Bis 2020 wird etwa jeder dritte Inhaber im Rentenalter sein. Der Branche fehlt der Nachwuchs.

Pharmazie

Caroline Seidel

Berlin. Pharmaziestudenten haben blendende Aussichten auf sichere Jobs. Doch der einstige Traumberuf mit hohem Sozialprestige hat längst auch Schattenseiten: Der Großteil der Branche verdient vergleichsweise wenig – und selbst die eigene Apotheke ist kein Selbstläufer mehr.

Für ein Pharmaziestudium sind sehr gute Abi-Noten Pflicht

Die 50.000 Apotheker in Deutschland sind überaltert: Bis 2020 wird etwa jeder dritte Apothekeninhaber im Rentenalter sein. Werden die angestellten Apotheker mit berechnet, geht laut ABDA in den nächsten zehn Jahren jeder Fünfte in Rente. Der Arbeitsagentur zufolge waren 2009 im Schnitt nur 550 Apotheker arbeitslos. Auch die Zahl der 12.000 Studierenden wird sich absehbar nicht erhöhen, weil Laborplätze begrenzt sind.

Doch die Wahl muss gut überlegt sein: Für einen garantierten Studienstart wird je nach Bundesland eine Abi-Note zwischen 1,1 und 1,5 benötigt. Das Studium an den 22 Unis und die Staatsexamina gelten als überaus hart. Apotheker sind absolute akademische Elite – und dann gibt es im ersten Berufsjahr gerade einmal 3.088 Euro brutto.

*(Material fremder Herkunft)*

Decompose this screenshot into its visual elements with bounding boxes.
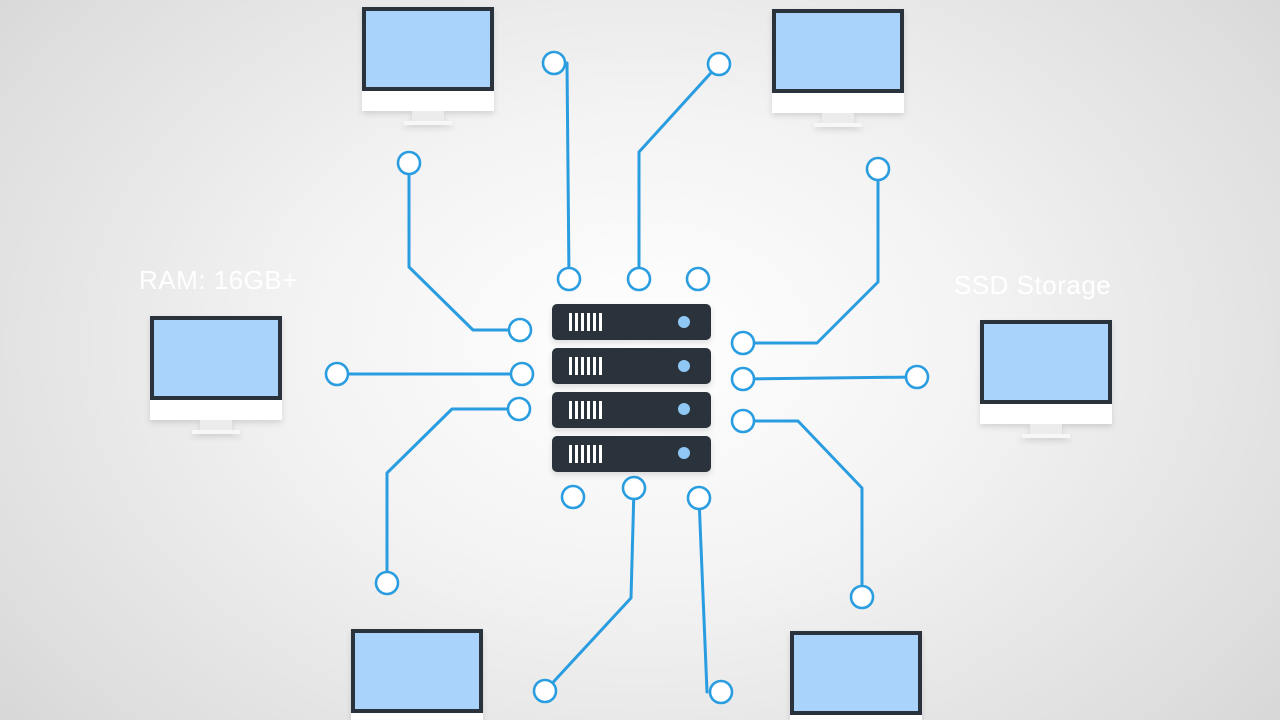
server-rack-icon [552, 304, 711, 472]
monitor-bottom-left [351, 629, 483, 720]
node-circle [560, 484, 586, 510]
node-circle [626, 266, 652, 292]
monitor-top-right [772, 9, 904, 127]
monitor-bottom-right [790, 631, 922, 720]
server-unit-3 [552, 392, 711, 428]
wire-top-1 [565, 61, 571, 281]
server-unit-2 [552, 348, 711, 384]
node-circle [532, 678, 558, 704]
node-circle [686, 485, 712, 511]
wire-bottom-2 [697, 496, 709, 694]
node-circle [507, 317, 533, 343]
monitor-left [150, 316, 282, 434]
wire-right-mid [741, 375, 919, 381]
wire-top-2 [637, 62, 721, 281]
node-circle [865, 156, 891, 182]
wire-lower-right [741, 419, 864, 599]
node-circle [708, 679, 734, 705]
node-circle [706, 51, 732, 77]
node-circle [685, 266, 711, 292]
server-unit-4 [552, 436, 711, 472]
node-circle [324, 361, 350, 387]
wire-upper-left [407, 161, 522, 332]
node-circle [730, 330, 756, 356]
node-circle [541, 50, 567, 76]
node-circle [621, 475, 647, 501]
node-circle [396, 150, 422, 176]
node-circle [374, 570, 400, 596]
connection-nodes [324, 50, 930, 705]
node-circle [730, 408, 756, 434]
connection-lines [335, 61, 919, 694]
node-circle [849, 584, 875, 610]
node-circle [506, 396, 532, 422]
monitor-right [980, 320, 1112, 438]
wire-bottom-1 [543, 486, 636, 693]
node-circle [556, 266, 582, 292]
ssd-storage-label: SSD Storage [954, 270, 1112, 300]
monitor-top-left [362, 7, 494, 125]
wire-lower-left [385, 407, 521, 585]
ram-label: RAM: 16GB+ [139, 265, 298, 295]
node-circle [509, 361, 535, 387]
node-circle [730, 366, 756, 392]
wire-upper-right [741, 167, 880, 345]
server-unit-1 [552, 304, 711, 340]
node-circle [904, 364, 930, 390]
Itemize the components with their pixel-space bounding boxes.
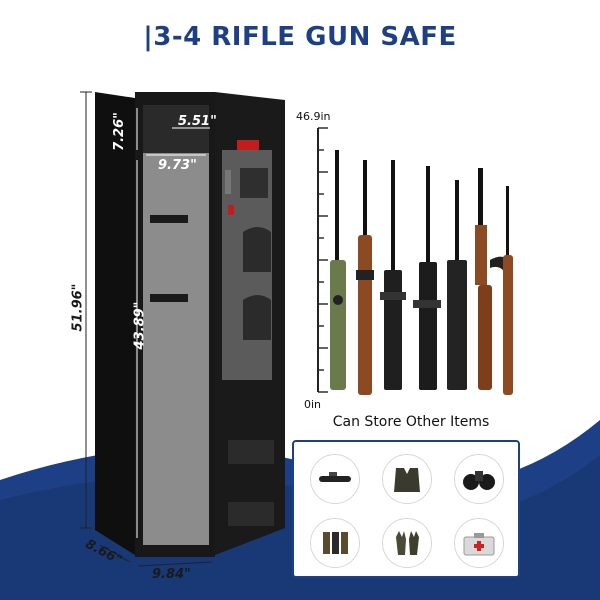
binoculars-icon bbox=[454, 454, 504, 504]
dim-shelf-depth: 5.51" bbox=[178, 114, 217, 129]
dim-width: 9.84" bbox=[152, 567, 191, 582]
storage-items-panel bbox=[292, 440, 520, 578]
scope-icon bbox=[310, 454, 360, 504]
dim-inner-width: 9.73" bbox=[158, 158, 197, 173]
storage-title: Can Store Other Items bbox=[332, 414, 490, 430]
first-aid-kit-icon bbox=[454, 518, 504, 568]
page-title: |3-4 RIFLE GUN SAFE bbox=[143, 22, 457, 52]
ruler-bottom-label: 0in bbox=[304, 398, 322, 411]
gloves-icon bbox=[382, 518, 432, 568]
tactical-vest-icon bbox=[382, 454, 432, 504]
magazines-icon bbox=[310, 518, 360, 568]
ruler-top-label: 46.9in bbox=[296, 110, 331, 123]
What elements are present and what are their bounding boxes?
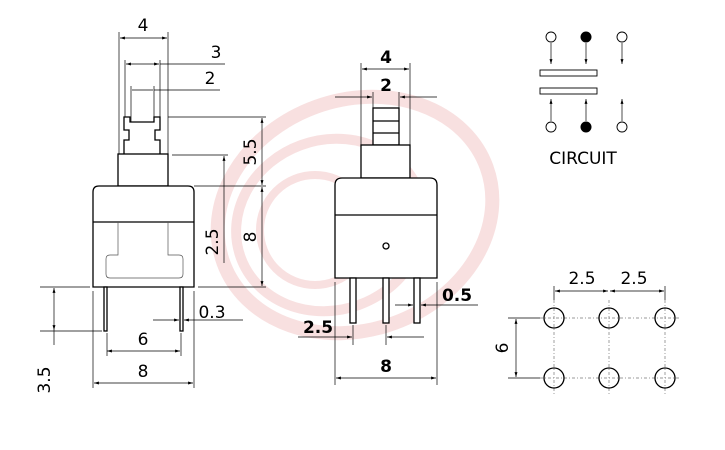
- plunger: [123, 116, 161, 156]
- stem: [360, 144, 411, 179]
- dim-pitch-right: 2.5: [620, 269, 647, 289]
- dim-pitch-left: 2.5: [568, 269, 595, 289]
- circuit-diagram: CIRCUIT: [539, 31, 628, 169]
- pcb-footprint: 2.5 2.5 6: [493, 269, 680, 395]
- dim-pin-pitch: 2.5: [303, 318, 333, 338]
- dim-row-spacing: 6: [493, 343, 513, 354]
- dim-body-width: 8: [138, 362, 149, 382]
- indicator-dot: [382, 242, 390, 250]
- side-view: 4 3 2 5.5 2.5 8 3.5 0.3 6 8: [35, 16, 266, 394]
- pin: [349, 277, 357, 324]
- dim-plunger-height: 5.5: [241, 138, 261, 165]
- dim-pin-width: 0.3: [198, 303, 225, 323]
- front-view: 4 2 0.5 2.5 8: [298, 48, 478, 385]
- dim-plunger-width: 2: [380, 76, 392, 96]
- stem: [117, 153, 169, 187]
- body: [92, 185, 195, 288]
- dim-plunger-mid: 3: [211, 43, 222, 63]
- dim-plunger-width: 4: [138, 16, 149, 36]
- dim-stem-height: 2.5: [203, 228, 223, 255]
- pin-right: [179, 286, 184, 332]
- pin-left: [103, 286, 108, 332]
- plunger: [372, 107, 400, 146]
- dim-pin-width: 0.5: [442, 286, 472, 306]
- dim-body-height: 8: [241, 232, 261, 243]
- body: [334, 177, 438, 279]
- dim-plunger-inner: 2: [205, 69, 216, 89]
- dim-body-width: 8: [380, 357, 392, 377]
- circuit-label: CIRCUIT: [549, 149, 617, 169]
- dim-stem-width: 4: [380, 48, 392, 68]
- dim-pin-spacing: 6: [138, 330, 149, 350]
- pin: [382, 277, 390, 324]
- dim-pin-length: 3.5: [35, 366, 55, 393]
- pin: [413, 277, 421, 324]
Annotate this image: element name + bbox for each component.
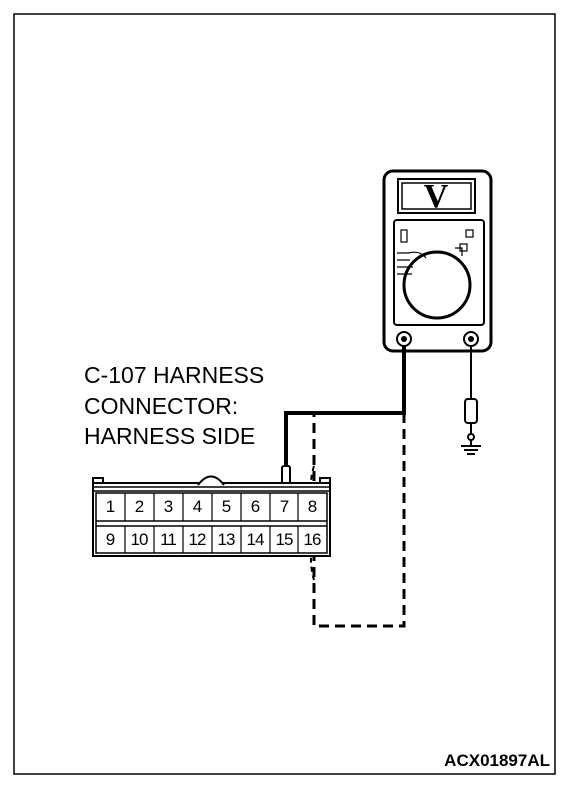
pin-label: 6 bbox=[250, 497, 260, 516]
pin-label: 8 bbox=[307, 497, 317, 516]
pin-label: 4 bbox=[192, 497, 202, 516]
connector-label-line-1: C-107 HARNESS bbox=[84, 362, 265, 388]
figure-frame bbox=[13, 13, 556, 775]
pin-label: 7 bbox=[279, 497, 289, 516]
connector-lock bbox=[197, 475, 225, 486]
connector-label-line-2: CONNECTOR: bbox=[84, 393, 239, 419]
pin-label: 5 bbox=[221, 497, 231, 516]
connector-label-line-3: HARNESS SIDE bbox=[84, 423, 256, 449]
harness-connector bbox=[92, 475, 331, 557]
pin-label: 14 bbox=[246, 530, 265, 549]
meter-led-top bbox=[465, 229, 474, 238]
voltmeter-icon bbox=[382, 169, 493, 353]
connector-latches bbox=[92, 477, 331, 483]
ground-symbol-icon bbox=[461, 440, 481, 455]
pin-label: 12 bbox=[188, 530, 207, 549]
meter-switch-left bbox=[400, 229, 408, 243]
pin-label: 16 bbox=[303, 530, 322, 549]
meter-display-inner bbox=[401, 182, 472, 210]
pin-label: 3 bbox=[163, 497, 173, 516]
meter-display-text: V bbox=[424, 178, 449, 215]
pin-label: 10 bbox=[130, 530, 149, 549]
figure-code: ACX01897AL bbox=[444, 751, 550, 770]
solid-test-lead bbox=[284, 346, 406, 470]
meter-range-marks-right bbox=[455, 247, 463, 256]
pin-label: 2 bbox=[134, 497, 144, 516]
pin-label: 9 bbox=[105, 530, 115, 549]
pin-label: 15 bbox=[275, 530, 294, 549]
probe-grip bbox=[464, 398, 478, 424]
pin-dividers bbox=[124, 493, 299, 553]
pin-label: 11 bbox=[160, 530, 177, 549]
meter-range-marks bbox=[397, 251, 427, 275]
meter-display bbox=[397, 178, 476, 214]
probe-clip bbox=[467, 433, 475, 441]
ground-probe bbox=[464, 346, 478, 441]
meter-jack-com-center bbox=[401, 336, 407, 342]
meter-jack-v-center bbox=[468, 336, 474, 342]
pin-label: 13 bbox=[217, 530, 236, 549]
dashed-test-lead bbox=[312, 411, 406, 628]
meter-dial bbox=[402, 250, 472, 320]
pin-label: 1 bbox=[105, 497, 115, 516]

Im elften Berufsjahr ist die höchste Tarifstufe erreicht: 3.745 Euro.

Zum Vergleich: Ein Unter-30-jähriger Arzt bekommt als Angestellter in einem kommunalen Krankenhaus gut 4.000 Euro brutto, hat das Statistische Bundesamt errechnet. Mit Mitte 40 sind es 7.300 Euro – ein angestellter Apotheker hat nur die Hälfte. Er verdient mit Mitte 40 nur 1.000 Euro brutto mehr als ein Lokführer.

Experten bringen schon „Hausapotheken“ ins Gespräch

Aus Sicht von Markus Lüngen vom Institut für Gesundheitsökonomie an der Uni Köln bieten die demografisch begründeten Schließungen von Apotheken auch Chancen. „In der Summe herrscht ja Überversorgung“, sagt er. So wie Patienten schon heute einen Hausarzt haben, wäre auch eine zentralere Apothekenstruktur denkbar – so wie in Skandinavien. Eine zentrale „Hausapotheke“ könnte auch die Krankengeschichte der Kunden besser verfolgen und effektiver vor Nebenwirkungen warnen. Und noch ein Tabu, zumindest aus Sicht der Apotheker, spricht Lüngen an: Ärzte könnten Arznei direkt ausgeben.

In Hessen werden bereits Video-Apotheken getestet

Mit 3.800 Einwohnern je Apotheke liegt Deutschland im europaweiten Vergleich im Mittelfeld. Die Spanne in der Statistik ist groß: So kommen beim Spitzenreiter Griechenland 1.200 Menschen auf eine Apotheke, in Dänemark sind es 16.800.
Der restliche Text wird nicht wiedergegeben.